Primary care physicians, including pediatricians, are usually really nice people. But old baseball fans will remember that Leo Durocher famously said, “nice guys finish last.”
How true. And, as one result, the American healthcare system and the American people are the real losers.
A deliberate radical change in the behavior of American primary care physicians and their representative organizations could go a long way toward fixing our broken healthcare system.

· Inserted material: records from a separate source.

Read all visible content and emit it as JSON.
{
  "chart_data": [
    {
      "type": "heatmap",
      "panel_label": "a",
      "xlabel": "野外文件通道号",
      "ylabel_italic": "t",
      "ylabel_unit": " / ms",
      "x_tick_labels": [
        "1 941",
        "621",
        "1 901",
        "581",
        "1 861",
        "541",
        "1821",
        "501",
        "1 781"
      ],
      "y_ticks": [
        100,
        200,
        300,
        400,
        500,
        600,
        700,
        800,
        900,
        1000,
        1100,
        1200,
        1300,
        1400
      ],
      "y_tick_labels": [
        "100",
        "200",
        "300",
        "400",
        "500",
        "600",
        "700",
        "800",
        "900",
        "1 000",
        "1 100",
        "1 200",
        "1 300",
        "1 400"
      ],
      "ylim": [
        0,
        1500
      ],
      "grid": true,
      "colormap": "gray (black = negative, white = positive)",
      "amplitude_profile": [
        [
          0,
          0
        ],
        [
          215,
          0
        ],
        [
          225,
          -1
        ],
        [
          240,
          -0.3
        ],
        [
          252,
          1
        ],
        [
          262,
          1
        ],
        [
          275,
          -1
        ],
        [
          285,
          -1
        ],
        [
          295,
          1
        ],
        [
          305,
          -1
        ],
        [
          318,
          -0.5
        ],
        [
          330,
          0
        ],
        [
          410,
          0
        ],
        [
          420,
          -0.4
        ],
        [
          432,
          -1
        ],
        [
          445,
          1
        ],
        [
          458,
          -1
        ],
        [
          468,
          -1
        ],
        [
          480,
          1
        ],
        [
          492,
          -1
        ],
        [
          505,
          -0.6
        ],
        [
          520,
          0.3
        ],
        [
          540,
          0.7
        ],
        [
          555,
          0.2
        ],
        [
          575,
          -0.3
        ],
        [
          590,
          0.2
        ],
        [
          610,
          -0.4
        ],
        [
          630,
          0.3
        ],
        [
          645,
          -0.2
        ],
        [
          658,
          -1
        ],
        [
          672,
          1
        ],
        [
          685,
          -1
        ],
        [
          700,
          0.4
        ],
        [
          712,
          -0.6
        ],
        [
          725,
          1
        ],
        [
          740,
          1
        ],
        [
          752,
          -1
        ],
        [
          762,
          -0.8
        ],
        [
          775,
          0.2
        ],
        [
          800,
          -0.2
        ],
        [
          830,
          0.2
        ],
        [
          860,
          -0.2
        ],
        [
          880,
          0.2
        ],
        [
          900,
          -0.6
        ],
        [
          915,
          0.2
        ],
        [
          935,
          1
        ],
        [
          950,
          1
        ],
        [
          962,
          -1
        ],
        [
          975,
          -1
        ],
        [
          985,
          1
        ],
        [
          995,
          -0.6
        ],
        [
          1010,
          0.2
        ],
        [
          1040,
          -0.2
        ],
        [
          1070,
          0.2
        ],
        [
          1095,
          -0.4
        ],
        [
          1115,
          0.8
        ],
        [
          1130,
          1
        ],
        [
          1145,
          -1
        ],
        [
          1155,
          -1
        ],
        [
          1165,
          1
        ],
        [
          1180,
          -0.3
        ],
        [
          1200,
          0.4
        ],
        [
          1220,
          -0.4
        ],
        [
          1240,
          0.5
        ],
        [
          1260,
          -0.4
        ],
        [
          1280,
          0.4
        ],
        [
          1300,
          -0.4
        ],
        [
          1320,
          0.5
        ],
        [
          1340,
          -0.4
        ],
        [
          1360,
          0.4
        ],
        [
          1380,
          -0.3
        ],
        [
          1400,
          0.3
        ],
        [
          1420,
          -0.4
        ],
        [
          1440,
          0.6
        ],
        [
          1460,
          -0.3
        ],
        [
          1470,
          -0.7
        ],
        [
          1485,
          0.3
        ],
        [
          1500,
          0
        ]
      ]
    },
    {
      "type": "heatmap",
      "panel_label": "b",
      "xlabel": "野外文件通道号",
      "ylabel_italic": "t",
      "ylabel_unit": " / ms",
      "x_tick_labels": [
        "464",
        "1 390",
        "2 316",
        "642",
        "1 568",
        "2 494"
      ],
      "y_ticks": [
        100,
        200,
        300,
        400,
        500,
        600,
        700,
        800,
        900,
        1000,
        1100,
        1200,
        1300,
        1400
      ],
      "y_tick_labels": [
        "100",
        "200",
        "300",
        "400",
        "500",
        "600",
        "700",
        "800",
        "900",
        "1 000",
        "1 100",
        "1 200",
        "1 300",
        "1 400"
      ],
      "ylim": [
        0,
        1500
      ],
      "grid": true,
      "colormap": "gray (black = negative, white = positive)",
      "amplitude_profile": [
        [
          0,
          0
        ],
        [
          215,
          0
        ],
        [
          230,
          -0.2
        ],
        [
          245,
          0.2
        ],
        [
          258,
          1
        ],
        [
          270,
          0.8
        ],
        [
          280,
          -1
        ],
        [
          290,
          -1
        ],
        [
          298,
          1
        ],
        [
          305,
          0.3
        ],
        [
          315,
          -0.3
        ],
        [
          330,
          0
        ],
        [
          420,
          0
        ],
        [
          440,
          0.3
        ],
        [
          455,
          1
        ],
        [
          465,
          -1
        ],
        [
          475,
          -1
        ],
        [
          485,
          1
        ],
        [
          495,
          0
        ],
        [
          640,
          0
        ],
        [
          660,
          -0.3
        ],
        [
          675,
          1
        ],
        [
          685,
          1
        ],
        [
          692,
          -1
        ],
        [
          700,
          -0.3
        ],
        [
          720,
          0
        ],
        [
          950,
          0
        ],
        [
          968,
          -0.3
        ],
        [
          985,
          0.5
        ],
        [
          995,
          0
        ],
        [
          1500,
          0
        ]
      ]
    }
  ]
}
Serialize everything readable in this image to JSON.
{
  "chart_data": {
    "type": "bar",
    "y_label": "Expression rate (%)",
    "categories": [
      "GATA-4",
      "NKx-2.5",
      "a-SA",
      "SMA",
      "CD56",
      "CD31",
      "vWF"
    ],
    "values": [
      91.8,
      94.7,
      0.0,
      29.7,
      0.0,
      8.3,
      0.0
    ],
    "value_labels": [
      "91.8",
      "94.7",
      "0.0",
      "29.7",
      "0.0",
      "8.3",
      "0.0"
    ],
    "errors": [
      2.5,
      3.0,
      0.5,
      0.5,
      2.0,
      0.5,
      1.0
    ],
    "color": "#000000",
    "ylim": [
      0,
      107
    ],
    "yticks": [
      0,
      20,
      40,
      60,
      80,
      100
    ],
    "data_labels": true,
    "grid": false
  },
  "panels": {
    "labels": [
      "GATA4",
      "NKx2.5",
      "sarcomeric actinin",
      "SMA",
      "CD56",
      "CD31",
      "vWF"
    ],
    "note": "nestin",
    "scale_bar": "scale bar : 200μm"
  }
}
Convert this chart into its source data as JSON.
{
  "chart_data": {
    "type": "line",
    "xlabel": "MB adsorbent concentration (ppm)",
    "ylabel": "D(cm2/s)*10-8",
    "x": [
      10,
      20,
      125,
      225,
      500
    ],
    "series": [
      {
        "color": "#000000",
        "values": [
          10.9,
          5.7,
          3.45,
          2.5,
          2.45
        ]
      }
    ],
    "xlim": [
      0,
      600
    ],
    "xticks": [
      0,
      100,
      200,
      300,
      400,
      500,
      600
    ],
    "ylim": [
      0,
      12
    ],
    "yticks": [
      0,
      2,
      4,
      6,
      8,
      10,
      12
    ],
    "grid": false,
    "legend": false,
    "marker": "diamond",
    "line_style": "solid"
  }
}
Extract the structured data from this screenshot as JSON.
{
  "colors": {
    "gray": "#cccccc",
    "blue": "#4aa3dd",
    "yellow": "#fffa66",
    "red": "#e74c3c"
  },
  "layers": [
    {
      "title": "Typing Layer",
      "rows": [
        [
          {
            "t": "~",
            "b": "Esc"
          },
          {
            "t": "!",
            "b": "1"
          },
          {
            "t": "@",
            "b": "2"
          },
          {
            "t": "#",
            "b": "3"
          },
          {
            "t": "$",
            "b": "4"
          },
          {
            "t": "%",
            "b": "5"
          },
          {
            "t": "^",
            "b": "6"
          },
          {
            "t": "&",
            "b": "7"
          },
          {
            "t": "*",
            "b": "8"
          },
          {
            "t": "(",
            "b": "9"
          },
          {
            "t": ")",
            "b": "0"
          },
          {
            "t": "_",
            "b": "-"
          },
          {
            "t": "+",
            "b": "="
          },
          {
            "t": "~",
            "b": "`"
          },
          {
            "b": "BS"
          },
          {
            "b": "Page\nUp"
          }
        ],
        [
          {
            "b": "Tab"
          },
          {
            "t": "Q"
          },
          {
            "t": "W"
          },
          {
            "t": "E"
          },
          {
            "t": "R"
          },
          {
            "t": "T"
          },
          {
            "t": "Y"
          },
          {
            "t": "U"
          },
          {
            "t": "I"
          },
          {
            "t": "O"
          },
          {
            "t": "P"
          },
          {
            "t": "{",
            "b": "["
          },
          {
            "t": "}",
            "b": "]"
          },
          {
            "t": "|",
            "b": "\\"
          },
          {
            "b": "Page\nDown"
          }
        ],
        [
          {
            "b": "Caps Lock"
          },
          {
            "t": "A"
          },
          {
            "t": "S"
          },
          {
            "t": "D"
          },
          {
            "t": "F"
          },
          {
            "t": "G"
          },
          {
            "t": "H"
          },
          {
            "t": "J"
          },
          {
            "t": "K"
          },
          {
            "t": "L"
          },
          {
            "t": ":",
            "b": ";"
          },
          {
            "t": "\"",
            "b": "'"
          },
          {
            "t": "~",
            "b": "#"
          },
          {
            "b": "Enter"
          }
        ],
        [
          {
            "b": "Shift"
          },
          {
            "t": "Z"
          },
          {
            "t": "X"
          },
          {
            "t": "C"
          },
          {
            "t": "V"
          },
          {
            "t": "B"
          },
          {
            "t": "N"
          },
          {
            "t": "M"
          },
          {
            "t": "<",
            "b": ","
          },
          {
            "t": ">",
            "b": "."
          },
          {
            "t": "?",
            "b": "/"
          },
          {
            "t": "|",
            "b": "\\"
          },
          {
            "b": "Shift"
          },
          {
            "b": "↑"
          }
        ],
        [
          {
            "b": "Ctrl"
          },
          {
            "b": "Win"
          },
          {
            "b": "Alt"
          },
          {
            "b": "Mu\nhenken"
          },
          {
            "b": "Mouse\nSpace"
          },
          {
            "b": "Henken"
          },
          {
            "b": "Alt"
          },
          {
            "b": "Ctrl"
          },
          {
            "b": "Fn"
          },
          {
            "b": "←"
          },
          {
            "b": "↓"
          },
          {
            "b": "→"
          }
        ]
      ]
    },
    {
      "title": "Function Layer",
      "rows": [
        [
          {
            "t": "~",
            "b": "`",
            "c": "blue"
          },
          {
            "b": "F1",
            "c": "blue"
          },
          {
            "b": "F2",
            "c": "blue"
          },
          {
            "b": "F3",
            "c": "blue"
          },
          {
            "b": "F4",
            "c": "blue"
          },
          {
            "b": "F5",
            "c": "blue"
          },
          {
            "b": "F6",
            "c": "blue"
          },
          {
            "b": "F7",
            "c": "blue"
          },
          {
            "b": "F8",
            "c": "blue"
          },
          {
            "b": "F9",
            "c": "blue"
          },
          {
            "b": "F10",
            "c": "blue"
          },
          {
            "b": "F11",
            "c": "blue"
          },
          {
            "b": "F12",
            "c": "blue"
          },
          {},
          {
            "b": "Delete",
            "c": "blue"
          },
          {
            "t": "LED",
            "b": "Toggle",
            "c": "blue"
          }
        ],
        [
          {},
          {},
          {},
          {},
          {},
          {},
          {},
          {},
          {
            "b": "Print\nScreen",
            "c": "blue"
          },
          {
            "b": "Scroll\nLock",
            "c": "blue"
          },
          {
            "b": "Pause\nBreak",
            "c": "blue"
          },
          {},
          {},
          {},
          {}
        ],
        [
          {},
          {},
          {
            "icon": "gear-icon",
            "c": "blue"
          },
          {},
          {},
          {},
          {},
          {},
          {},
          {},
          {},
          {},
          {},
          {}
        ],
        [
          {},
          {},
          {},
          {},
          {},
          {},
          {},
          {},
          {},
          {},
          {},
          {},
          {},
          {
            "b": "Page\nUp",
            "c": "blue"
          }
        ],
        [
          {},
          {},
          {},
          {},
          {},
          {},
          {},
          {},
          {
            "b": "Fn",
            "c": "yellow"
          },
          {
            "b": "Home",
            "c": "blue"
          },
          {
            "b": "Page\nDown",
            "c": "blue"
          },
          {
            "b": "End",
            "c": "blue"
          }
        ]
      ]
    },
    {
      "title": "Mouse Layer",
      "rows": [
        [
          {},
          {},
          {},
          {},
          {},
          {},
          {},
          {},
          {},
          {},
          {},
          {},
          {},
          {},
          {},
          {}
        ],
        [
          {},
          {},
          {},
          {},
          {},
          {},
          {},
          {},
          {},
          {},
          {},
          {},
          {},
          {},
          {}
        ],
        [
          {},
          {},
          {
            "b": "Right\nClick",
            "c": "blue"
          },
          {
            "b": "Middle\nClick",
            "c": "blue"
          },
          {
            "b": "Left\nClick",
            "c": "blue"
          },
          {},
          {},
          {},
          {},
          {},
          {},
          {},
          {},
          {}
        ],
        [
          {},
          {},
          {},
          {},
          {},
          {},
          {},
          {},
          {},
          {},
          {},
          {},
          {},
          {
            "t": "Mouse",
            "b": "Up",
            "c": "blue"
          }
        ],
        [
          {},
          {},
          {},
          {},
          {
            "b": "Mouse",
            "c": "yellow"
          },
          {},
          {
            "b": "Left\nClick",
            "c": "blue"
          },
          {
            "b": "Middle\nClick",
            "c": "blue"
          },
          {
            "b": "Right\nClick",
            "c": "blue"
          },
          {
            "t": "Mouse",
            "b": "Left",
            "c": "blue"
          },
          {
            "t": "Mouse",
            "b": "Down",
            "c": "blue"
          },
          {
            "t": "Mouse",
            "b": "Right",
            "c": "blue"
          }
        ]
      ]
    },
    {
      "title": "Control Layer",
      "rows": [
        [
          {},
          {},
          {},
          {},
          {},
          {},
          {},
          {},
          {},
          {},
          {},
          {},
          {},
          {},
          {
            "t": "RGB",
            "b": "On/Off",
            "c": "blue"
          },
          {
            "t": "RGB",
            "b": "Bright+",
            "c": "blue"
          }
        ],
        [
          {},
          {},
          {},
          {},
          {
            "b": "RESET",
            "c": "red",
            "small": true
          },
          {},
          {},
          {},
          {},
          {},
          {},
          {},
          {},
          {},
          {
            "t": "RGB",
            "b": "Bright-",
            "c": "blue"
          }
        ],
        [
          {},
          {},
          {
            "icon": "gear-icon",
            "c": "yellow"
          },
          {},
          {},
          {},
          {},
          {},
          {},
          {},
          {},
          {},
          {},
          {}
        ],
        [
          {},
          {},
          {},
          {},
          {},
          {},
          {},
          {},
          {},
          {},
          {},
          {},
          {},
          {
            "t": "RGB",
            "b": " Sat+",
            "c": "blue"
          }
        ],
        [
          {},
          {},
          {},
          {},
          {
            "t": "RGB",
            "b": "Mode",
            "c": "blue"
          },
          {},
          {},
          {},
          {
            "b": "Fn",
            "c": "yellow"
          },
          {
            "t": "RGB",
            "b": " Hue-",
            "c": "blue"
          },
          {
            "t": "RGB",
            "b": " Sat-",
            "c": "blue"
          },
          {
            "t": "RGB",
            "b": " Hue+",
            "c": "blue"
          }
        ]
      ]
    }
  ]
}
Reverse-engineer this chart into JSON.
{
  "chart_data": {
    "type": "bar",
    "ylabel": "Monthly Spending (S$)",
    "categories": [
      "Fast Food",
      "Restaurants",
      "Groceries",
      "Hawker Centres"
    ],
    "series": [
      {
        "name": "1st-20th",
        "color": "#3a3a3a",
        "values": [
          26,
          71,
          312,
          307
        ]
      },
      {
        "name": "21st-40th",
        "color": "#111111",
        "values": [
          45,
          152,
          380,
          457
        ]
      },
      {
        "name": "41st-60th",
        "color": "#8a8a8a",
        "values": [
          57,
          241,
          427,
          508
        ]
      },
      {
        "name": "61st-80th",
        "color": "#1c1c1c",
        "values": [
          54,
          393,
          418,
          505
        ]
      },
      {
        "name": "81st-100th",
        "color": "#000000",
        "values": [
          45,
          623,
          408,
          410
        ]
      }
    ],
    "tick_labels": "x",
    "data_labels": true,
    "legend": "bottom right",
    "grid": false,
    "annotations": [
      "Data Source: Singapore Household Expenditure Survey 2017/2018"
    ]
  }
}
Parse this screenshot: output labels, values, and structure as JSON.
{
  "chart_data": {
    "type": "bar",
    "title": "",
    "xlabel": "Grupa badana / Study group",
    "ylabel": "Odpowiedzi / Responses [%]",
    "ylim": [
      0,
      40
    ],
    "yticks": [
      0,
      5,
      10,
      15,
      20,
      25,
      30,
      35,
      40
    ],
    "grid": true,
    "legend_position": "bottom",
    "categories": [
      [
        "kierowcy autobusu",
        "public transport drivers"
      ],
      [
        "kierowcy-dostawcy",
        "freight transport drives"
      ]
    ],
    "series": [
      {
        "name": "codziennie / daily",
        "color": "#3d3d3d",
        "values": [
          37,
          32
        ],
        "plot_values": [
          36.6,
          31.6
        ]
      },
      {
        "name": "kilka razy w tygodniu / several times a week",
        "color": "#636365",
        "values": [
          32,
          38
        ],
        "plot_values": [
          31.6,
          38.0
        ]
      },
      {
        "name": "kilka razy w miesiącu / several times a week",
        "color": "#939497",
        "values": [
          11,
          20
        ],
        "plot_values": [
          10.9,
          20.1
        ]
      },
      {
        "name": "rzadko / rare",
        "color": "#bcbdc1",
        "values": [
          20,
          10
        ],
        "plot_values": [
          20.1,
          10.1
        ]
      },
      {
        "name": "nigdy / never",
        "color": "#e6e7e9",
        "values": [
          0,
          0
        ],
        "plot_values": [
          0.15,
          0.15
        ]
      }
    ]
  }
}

Primary care physicians (PCPs) and the health policy kings should meld these three threads:
1. As Brian Klepper and David Kibbe have recently urged, PCPs should boycott the Relative Value Update Committee (RUC), that AMA-organized physician payment rate-setting cabal, where procedure-rich specialists have eaten primary care docs for lunch for years and the Feds have stood by in complicity.
2. Blend both the new U.K. Prime Minister David Cameron’s newest National Health Service proposal for General Practitioners to control how the medical money is spent for patient care in the U.K. with Dr. David Cundiff’s original concept of “physician managed care.”
Then, 3. Seize the vehicle provided by the Affordable Care Act called Accountable Care Organizations to implement these simple but profound ideas and run with it.
No more Dr. Nice Guy PCPs until you do a better job of fixing our broken system.
These recent tools are all there … as famous baseball pitcher Dizzy Dean used to say, “the ducks is on the pond.” And, should you PCPs ever actually get real power, wend your power then as the kindly professionals you really are.
Fixing primary care would go a long way towards fixing the American healthcare system mess.
George Lundberg is a MedPage Today Editor-at-Large and former editor of the Journal of the American Medical Association.